If there is an entrepreneur in some proverbial garage somewhere today, whose idea is new, whose product is still in “beta,” their dreams are just as real and valid as Larry’s, Sergey’s, Jerry’s, and Marc’s were an Internet-generation ago.  We should be doing everything we can in public policy to ensure that this successful Internet model continues to drive innovation, economic growth, and job creation.  

Instead, the proposed bill before us effectively condones online discrimination and then ties the hands of the agency from promulgating any guidelines to address it.  The Barton bill actually says the FCC that it can never adopt rules to protect the Internet experience for the millions of entrepreneurs and consumers who rely on it.  

Think about that: if there’s a problem, even if it is widespread, or affects a whole class of users or a whole class of violators, if consumers are being aggrieved on a daily basis, or even if industry itself feels that certain rules are useful or necessary, the Barton bill prohibits any rulemaking authority for the FCC on network neutrality whatsoever.  Rather, it prefers a case-by-case investigation and adjudication of violations.  

Does anyone here remember how long it takes the FCC to deal with individual complaints?  It often takes years!  And this bill is supposed to prepare us for a 21st Century broadband future?  This is efficient government?    

No, that’s neither futuristic nor efficient, that’s chaos.  In short, the bill imperils the future of electronic commerce and innovation to the “world wide whims” of broadband barons and ties the hands of the agency in a way that will legally prevent it from saving something very special. 
 
Service Area Parity

Second, I want to briefly address the proposed bill’s lack of a cable service area requirement.  By failing to include a build-out provision to ensure service area parity between a Bell company entering a franchise area and the incumbent cable operator, the bill allows a national franchisee to use public rights-of-way in a community but serve only select neighborhoods within the community.
One does not need a business degree to have a hunch they will focus deployment on the 30% of town that has 70% of the revenue potential.

The bill, however, compounds the consumer risk when the omission of a service area requirement is considered in the context of an incumbent cable operator qualifying for a national franchise.  Under the proposal, an incumbent cable operator may similarly seek a national franchise after the phone company arrives in a franchise area, even if the phone company is serving just one household in the franchise area.  The lack of a service area requirement at the national level then means that the incumbent cable operator no longer has to serve the entire franchise either. 

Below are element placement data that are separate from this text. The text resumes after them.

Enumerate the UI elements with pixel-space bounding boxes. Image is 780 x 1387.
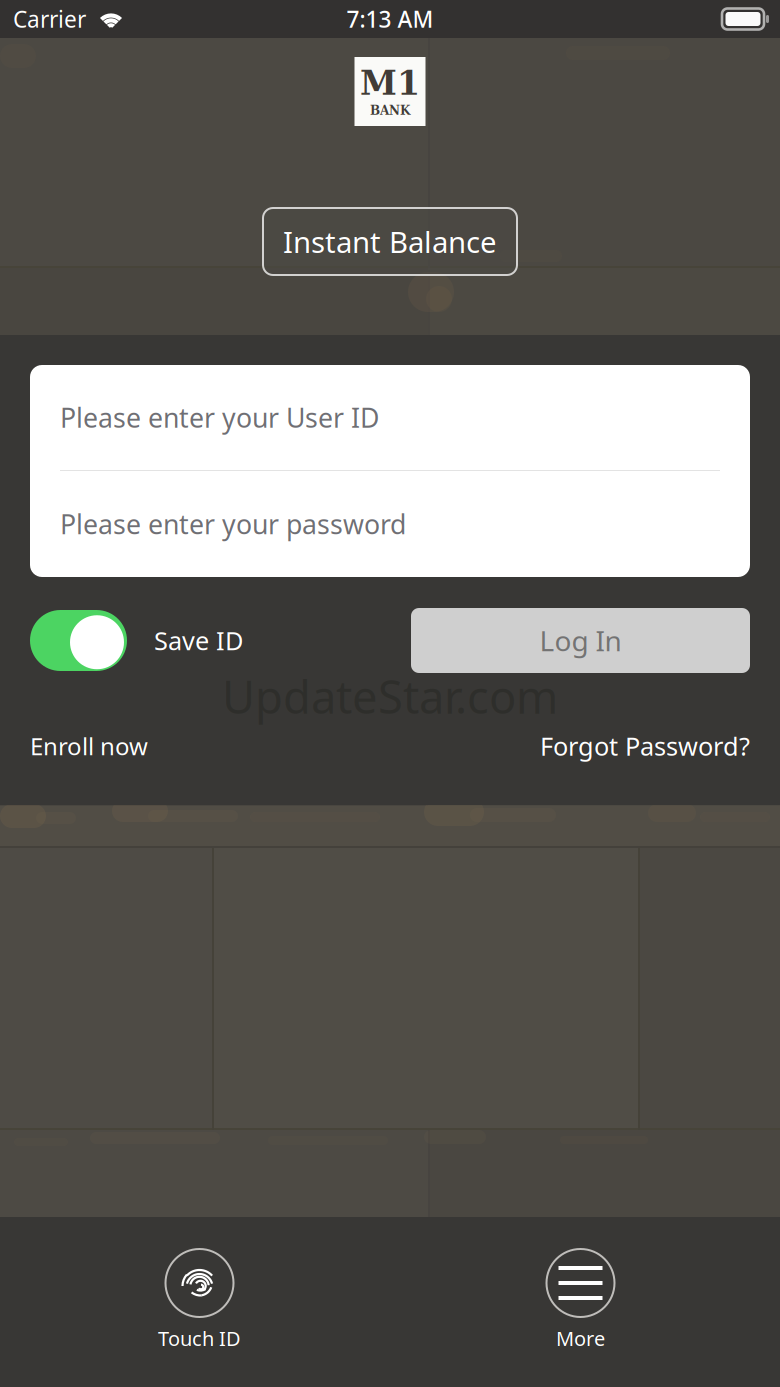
staticText: Instant Balance bbox=[283, 222, 497, 261]
button[interactable]: Save ID bbox=[30, 610, 243, 671]
staticText: Enroll now bbox=[30, 730, 148, 762]
staticText: Please enter your password bbox=[60, 506, 406, 542]
staticText: More bbox=[556, 1325, 605, 1352]
button[interactable]: Touch ID bbox=[119, 1217, 280, 1387]
button[interactable]: Please enter your password bbox=[30, 471, 750, 577]
button[interactable]: More bbox=[500, 1217, 661, 1387]
button[interactable]: Log In bbox=[411, 608, 750, 673]
staticText: Log In bbox=[540, 622, 622, 659]
staticText: Please enter your User ID bbox=[60, 400, 379, 435]
staticText: Save ID bbox=[154, 624, 243, 657]
staticText: Touch ID bbox=[158, 1325, 241, 1352]
button[interactable]: Please enter your User ID bbox=[30, 365, 750, 470]
button[interactable]: Instant Balance bbox=[263, 208, 517, 275]
staticText: Carrier bbox=[13, 4, 86, 34]
staticText: M1 bbox=[360, 63, 420, 103]
button[interactable]: Enroll now bbox=[30, 730, 148, 762]
staticText: Forgot Password? bbox=[540, 729, 750, 763]
staticText: BANK bbox=[370, 104, 410, 118]
staticText: UpdateStar.com bbox=[222, 666, 558, 726]
button[interactable]: Forgot Password? bbox=[540, 729, 750, 763]
staticText: 7:13 AM bbox=[346, 4, 434, 34]
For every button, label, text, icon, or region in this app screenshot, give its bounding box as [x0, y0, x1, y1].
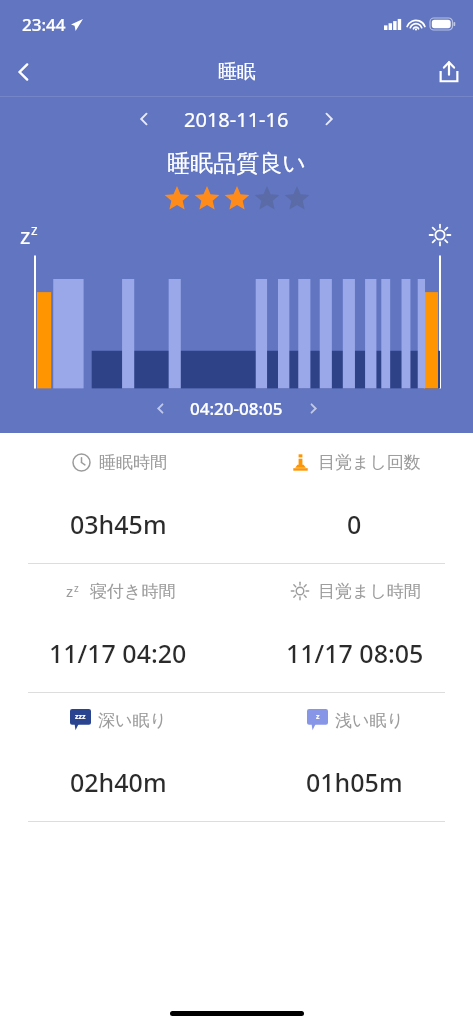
staticText: z — [66, 581, 74, 601]
staticText: 2018-11-16 — [184, 106, 289, 133]
staticText: z — [20, 220, 31, 250]
staticText: 01h05m — [306, 765, 403, 799]
button[interactable]: Share — [425, 48, 473, 96]
button[interactable]: zzz — [0, 709, 236, 799]
staticText: 寝付き時間 — [90, 581, 176, 602]
staticText: 浅い眠り — [335, 710, 404, 731]
staticText: 11/17 04:20 — [49, 636, 187, 670]
staticText: 11/17 08:05 — [286, 636, 424, 670]
button[interactable]: Previous day — [126, 101, 162, 137]
staticText: 目覚まし回数 — [318, 452, 421, 473]
staticText: z — [74, 581, 79, 595]
staticText: 23:44 — [22, 13, 66, 36]
button[interactable]: 睡眠時間 — [0, 451, 236, 541]
staticText: zzz — [75, 712, 86, 722]
button[interactable]: 目覚まし時間 — [236, 580, 473, 670]
button[interactable]: z — [0, 580, 236, 670]
staticText: 02h40m — [70, 765, 167, 799]
staticText: 睡眠 — [218, 60, 256, 84]
button[interactable]: Next range — [297, 392, 329, 424]
button[interactable]: Back — [0, 48, 48, 96]
staticText: 睡眠時間 — [99, 452, 167, 473]
staticText: z — [31, 220, 38, 239]
button[interactable]: z — [236, 709, 473, 799]
button[interactable]: Next day — [311, 101, 347, 137]
staticText: 目覚まし時間 — [318, 581, 421, 602]
staticText: 0 — [347, 507, 362, 541]
button[interactable]: 目覚まし回数 — [236, 451, 473, 541]
staticText: 深い眠り — [98, 710, 167, 731]
staticText: 04:20-08:05 — [190, 397, 283, 420]
button[interactable]: Previous range — [144, 392, 176, 424]
staticText: z — [316, 712, 320, 722]
staticText: 睡眠品質良い — [0, 149, 473, 178]
staticText: 03h45m — [70, 507, 167, 541]
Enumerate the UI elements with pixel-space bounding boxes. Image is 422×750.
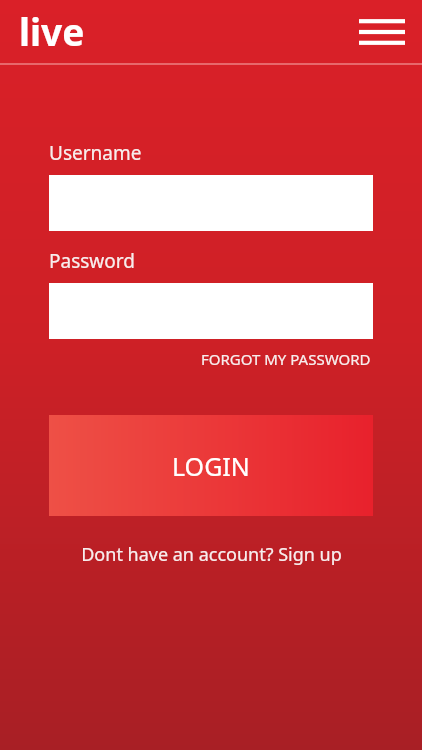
button[interactable]: LOGIN	[49, 415, 373, 516]
staticText: Username	[49, 140, 142, 166]
staticText: Password	[49, 248, 135, 274]
button[interactable]: Dont have an account? Sign up	[77, 540, 346, 569]
button[interactable]: Menu	[354, 4, 410, 60]
button[interactable]: live	[19, 6, 85, 56]
staticText: LOGIN	[172, 449, 250, 483]
button[interactable]: FORGOT MY PASSWORD	[199, 347, 373, 371]
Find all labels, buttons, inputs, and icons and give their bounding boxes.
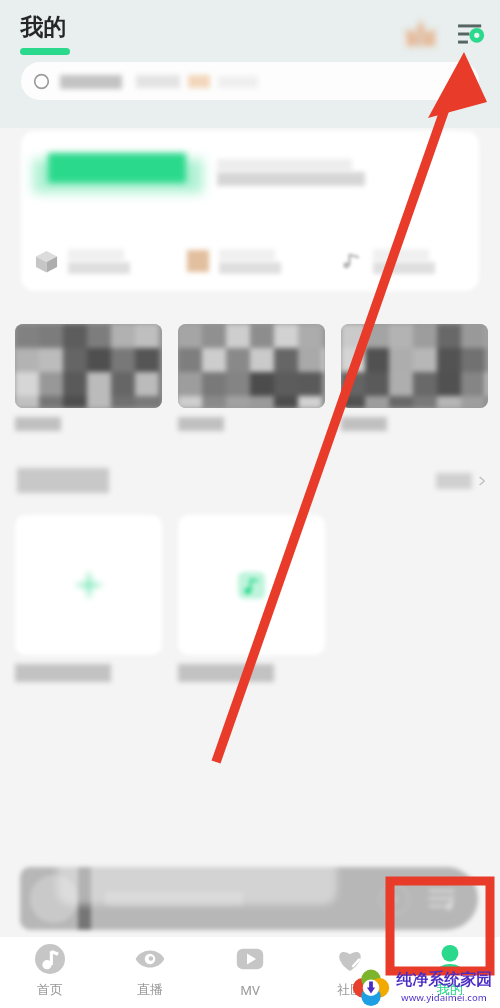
button[interactable]: 直播	[100, 937, 200, 1008]
button[interactable]: Play	[20, 867, 478, 930]
button[interactable]	[21, 231, 173, 291]
button[interactable]	[326, 231, 479, 291]
staticText: 直播	[137, 981, 163, 997]
button[interactable]: VIP	[398, 10, 446, 58]
staticText: www.yidaimei.com	[401, 991, 487, 1004]
button[interactable]: Settings	[448, 12, 492, 56]
button[interactable]	[341, 324, 488, 408]
button[interactable]	[178, 324, 325, 408]
button[interactable]: MV	[200, 937, 300, 1008]
button[interactable]: Playlist	[422, 878, 464, 920]
button[interactable]	[178, 515, 325, 655]
staticText: 社区	[337, 981, 363, 997]
button[interactable]	[15, 515, 162, 655]
button[interactable]: 首页	[0, 937, 100, 1008]
button[interactable]: 我的	[400, 937, 500, 1008]
button[interactable]	[173, 231, 326, 291]
staticText: MV	[240, 981, 260, 999]
staticText: 首页	[37, 981, 63, 997]
button[interactable]	[21, 62, 479, 100]
staticText: 我的	[437, 981, 463, 997]
button[interactable]: Play	[374, 879, 414, 919]
button[interactable]	[15, 324, 162, 408]
button[interactable]: 社区	[300, 937, 400, 1008]
staticText: 纯净系统家园	[396, 970, 492, 990]
staticText: 我的	[20, 13, 66, 42]
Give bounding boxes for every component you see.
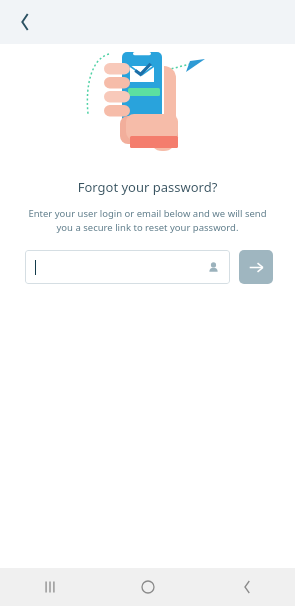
button[interactable]: Back <box>197 568 295 606</box>
staticText: Forgot your password? <box>0 178 295 196</box>
button[interactable] <box>25 250 230 284</box>
button[interactable]: Recent apps <box>0 568 99 606</box>
staticText: Enter your user login or email below and… <box>22 207 273 234</box>
button[interactable]: Home <box>99 568 197 606</box>
button[interactable]: Back <box>8 5 42 39</box>
button[interactable]: Submit <box>239 250 273 284</box>
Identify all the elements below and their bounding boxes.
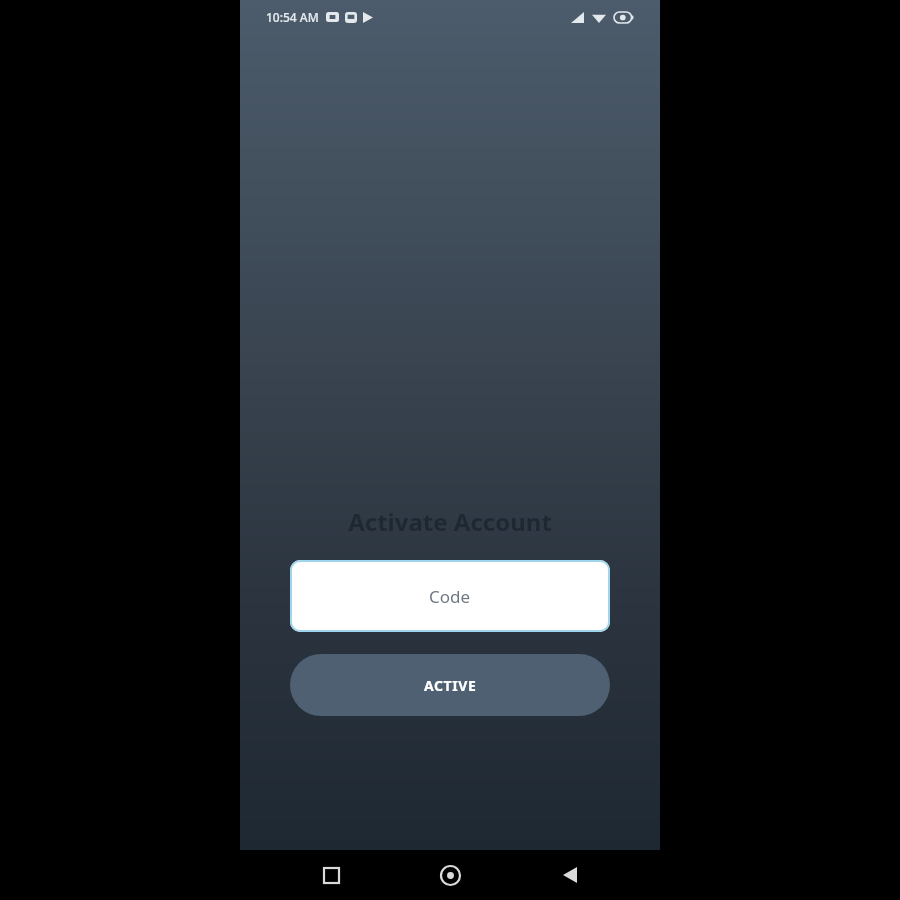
button[interactable]: Code: [290, 560, 610, 632]
staticText: ACTIVE: [424, 676, 477, 695]
button[interactable]: Home: [421, 850, 479, 900]
staticText: Activate Account: [348, 505, 552, 538]
button[interactable]: Back: [541, 850, 599, 900]
staticText: 10:54 AM: [266, 9, 319, 25]
button[interactable]: ACTIVE: [290, 654, 610, 716]
staticText: Code: [429, 585, 471, 608]
button[interactable]: Recent apps: [302, 850, 360, 900]
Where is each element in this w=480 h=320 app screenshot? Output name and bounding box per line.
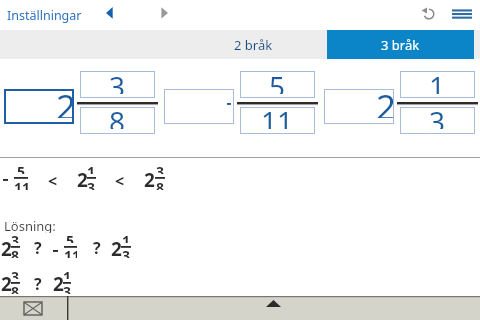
- staticText: 2: [77, 167, 88, 189]
- staticText: 3: [109, 67, 126, 94]
- button[interactable]: 2: [4, 89, 74, 124]
- staticText: <: [48, 170, 58, 187]
- staticText: 5: [269, 67, 286, 94]
- staticText: <: [115, 170, 125, 187]
- button[interactable]: 11: [240, 107, 315, 134]
- staticText: 3: [429, 102, 446, 129]
- button[interactable]: [449, 2, 477, 26]
- button[interactable]: 3 bråk: [327, 30, 474, 59]
- button[interactable]: 3: [80, 71, 155, 98]
- staticText: 2 bråk: [234, 36, 273, 54]
- staticText: 1: [63, 267, 71, 279]
- button[interactable]: 1: [400, 71, 475, 98]
- button[interactable]: 2: [324, 89, 394, 124]
- staticText: 3: [11, 231, 20, 243]
- staticText: ?: [34, 237, 42, 255]
- staticText: 11: [64, 246, 77, 258]
- staticText: 3: [87, 178, 96, 190]
- staticText: 8: [109, 102, 126, 129]
- button[interactable]: 8: [80, 107, 155, 134]
- staticText: 2: [1, 271, 12, 293]
- staticText: 8: [156, 178, 165, 190]
- staticText: 1: [87, 162, 96, 174]
- staticText: 5: [17, 162, 26, 174]
- staticText: 2: [56, 83, 77, 118]
- staticText: 3: [122, 246, 131, 258]
- staticText: 8: [11, 246, 20, 258]
- staticText: 3: [11, 267, 20, 279]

This means that the incumbent cable operator will now be free to skimp on service upgrades or withdraw service from any part of their historic service area.  The incumbent cable operator may also immediately raise rates in areas of the community the phone company is not serving in order to cross-subsidize its offering in the part of town the phone company has chosen to serve.
In other words, although the proponents of the bill will trumpet the notion that consumers will receive lower prices, the reality for many consumers is that the bill will unwittingly result in the opposite – higher prices, shoddier service, lack of technology upgrades, or outright withdrawal. 

This represents a truly historic abandonment of decades of policy and progress to get technology and competition out to all Americans regardless of where they live.  It is clearly a grave consumer protection flaw in the bill that needs to be addressed.

Thank you and I look forward to hearing from our witnesses.